What We’re Watching This Week
- Earnings Week One: Earnings season officially begins with updates from the major U.S. banks starting on Tuesday.
- Economic Data: Tuesday’s Consumer Price Index release is the highlight, but the retail sales report and other metrics will add to the mosaic.
- Policy: The Supreme Court may issue a ruling on the legality of President Trump’s tariffs this week as policy-by-tweet keeps investors on their toes.
Investment Management Team’s Views
Equity markets opened the year with strong performance as U.S. large caps, international equities, and domestic small caps all rallied to new all-time highs. Notably, even though the tech-heavy NASDAQ 100 outperformed the S&P 500 last week, it remains below its October peak. We view this as constructive, signaling that leadership is broadening beyond mega-cap technology, a stark difference from the narrow market environment of the past few years. Geopolitical headlines around Venezuela failed to disrupt markets despite wall-to-wall news coverage, reflecting limited escalation risk and minimal near-term impact on core economic variables. Overall, price action continues to point to healthy market breadth and resilient investor risk appetite. However, Sunday evening saw the Department of Justice open a probe into Fed Chair, Jerome Powell, which has pushed yields higher to start the week.
Recent economic releases have carried diminishing market impact, underscored by the muted response to the December jobs report. Month-to-month data volatility matters less now that the Federal Reserve has already cut rates by 175 basis points from their peak, bringing policy closer to neutral. This shift has dampened sensitivity to incremental surprises. Ahead of this week’s inflation report, expectations remain subdued; option-implied volatility suggests the smallest expected S&P 500 move around CPI in a year. This week will also see the publication of updated retail sales figures and home sales data. Markets appear increasingly comfortable that the broad policy and growth backdrop is well understood.

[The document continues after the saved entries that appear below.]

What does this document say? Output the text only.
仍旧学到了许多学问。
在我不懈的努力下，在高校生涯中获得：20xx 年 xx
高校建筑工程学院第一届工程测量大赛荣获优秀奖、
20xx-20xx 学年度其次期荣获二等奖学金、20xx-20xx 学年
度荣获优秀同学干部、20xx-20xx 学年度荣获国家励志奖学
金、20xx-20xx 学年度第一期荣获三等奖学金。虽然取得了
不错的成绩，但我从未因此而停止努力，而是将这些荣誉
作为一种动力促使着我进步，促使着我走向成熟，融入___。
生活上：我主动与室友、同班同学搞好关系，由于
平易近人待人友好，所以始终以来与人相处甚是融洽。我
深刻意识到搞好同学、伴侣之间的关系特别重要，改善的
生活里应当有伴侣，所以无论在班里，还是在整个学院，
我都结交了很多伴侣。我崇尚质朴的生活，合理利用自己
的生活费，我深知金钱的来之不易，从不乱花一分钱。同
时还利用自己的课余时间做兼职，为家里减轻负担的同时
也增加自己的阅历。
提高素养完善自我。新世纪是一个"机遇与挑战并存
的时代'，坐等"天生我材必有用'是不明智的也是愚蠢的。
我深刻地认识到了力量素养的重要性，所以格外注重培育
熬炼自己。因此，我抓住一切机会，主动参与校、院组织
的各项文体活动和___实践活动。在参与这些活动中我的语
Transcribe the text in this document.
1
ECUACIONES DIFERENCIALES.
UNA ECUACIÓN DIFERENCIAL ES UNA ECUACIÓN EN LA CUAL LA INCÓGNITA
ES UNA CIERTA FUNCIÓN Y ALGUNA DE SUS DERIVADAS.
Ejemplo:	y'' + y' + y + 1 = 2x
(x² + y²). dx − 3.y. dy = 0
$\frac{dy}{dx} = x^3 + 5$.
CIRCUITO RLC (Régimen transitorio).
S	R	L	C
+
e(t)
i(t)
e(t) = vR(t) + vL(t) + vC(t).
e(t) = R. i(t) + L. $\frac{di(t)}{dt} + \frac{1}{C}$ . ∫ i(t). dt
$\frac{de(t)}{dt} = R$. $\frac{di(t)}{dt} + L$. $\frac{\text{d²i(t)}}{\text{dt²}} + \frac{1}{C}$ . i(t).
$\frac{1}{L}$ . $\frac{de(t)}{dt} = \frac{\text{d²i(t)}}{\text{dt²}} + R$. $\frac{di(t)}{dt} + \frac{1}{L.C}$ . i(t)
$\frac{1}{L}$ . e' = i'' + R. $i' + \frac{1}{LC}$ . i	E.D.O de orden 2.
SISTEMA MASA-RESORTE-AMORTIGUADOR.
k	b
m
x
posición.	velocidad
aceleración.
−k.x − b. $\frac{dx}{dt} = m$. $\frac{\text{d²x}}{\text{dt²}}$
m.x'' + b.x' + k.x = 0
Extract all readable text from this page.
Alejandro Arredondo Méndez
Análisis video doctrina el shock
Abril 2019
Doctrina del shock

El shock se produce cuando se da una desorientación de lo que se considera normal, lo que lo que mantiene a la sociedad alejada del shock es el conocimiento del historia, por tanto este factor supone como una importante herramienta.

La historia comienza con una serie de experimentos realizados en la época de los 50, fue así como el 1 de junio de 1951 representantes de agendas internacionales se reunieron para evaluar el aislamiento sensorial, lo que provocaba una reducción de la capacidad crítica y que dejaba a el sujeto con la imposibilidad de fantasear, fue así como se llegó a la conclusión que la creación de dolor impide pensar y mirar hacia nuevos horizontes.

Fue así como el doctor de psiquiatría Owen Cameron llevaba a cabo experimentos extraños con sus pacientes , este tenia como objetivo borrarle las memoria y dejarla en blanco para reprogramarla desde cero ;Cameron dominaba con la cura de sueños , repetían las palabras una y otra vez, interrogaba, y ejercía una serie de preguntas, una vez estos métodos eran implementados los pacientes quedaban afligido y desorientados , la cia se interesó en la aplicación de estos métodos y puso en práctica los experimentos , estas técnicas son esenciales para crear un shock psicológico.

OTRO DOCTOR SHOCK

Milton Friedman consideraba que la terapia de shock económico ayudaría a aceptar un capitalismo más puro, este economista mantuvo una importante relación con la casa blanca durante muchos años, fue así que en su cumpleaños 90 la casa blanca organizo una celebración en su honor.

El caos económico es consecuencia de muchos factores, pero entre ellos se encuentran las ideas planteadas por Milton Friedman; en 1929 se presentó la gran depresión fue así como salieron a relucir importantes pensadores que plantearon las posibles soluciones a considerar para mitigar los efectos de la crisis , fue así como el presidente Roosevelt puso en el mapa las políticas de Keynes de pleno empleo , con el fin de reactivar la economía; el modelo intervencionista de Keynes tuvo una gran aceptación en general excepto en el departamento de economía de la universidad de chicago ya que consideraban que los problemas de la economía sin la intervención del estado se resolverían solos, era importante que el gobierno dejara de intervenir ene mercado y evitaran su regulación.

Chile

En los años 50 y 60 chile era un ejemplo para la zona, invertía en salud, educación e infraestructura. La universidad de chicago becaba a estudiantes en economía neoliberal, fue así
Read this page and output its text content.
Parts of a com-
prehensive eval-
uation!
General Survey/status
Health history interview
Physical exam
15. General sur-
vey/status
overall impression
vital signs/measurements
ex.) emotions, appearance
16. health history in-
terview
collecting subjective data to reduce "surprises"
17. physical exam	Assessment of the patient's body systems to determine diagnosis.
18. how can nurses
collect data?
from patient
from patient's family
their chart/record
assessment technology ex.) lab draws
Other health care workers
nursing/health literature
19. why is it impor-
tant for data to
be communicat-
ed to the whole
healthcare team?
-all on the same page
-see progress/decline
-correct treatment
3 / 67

“Uncertainty” dominated investor narratives entering 2025, but it may have peaked as a macro concern and is instead morphing into targeted, sector-specific risks. Recent signals from President Trump point toward a more populist policy tilt aimed at affordability, including trial balloons on housing market intervention, limits on institutional homeownership, and potential caps on credit card interest rates. With U.S. banks set to begin reporting earnings this week, management teams are likely to respond to these policy proposals and offer 2026 macro outlooks. Beyond these proposed economic policies, President Trump has also floated restricting dividends and buybacks for defense firms and pressuring energy companies to invest in Venezuela, further highlighting rising micro-policy risk. Investors still assume Trump is broadly pro-market, but this assumption bears close monitoring into the midterms.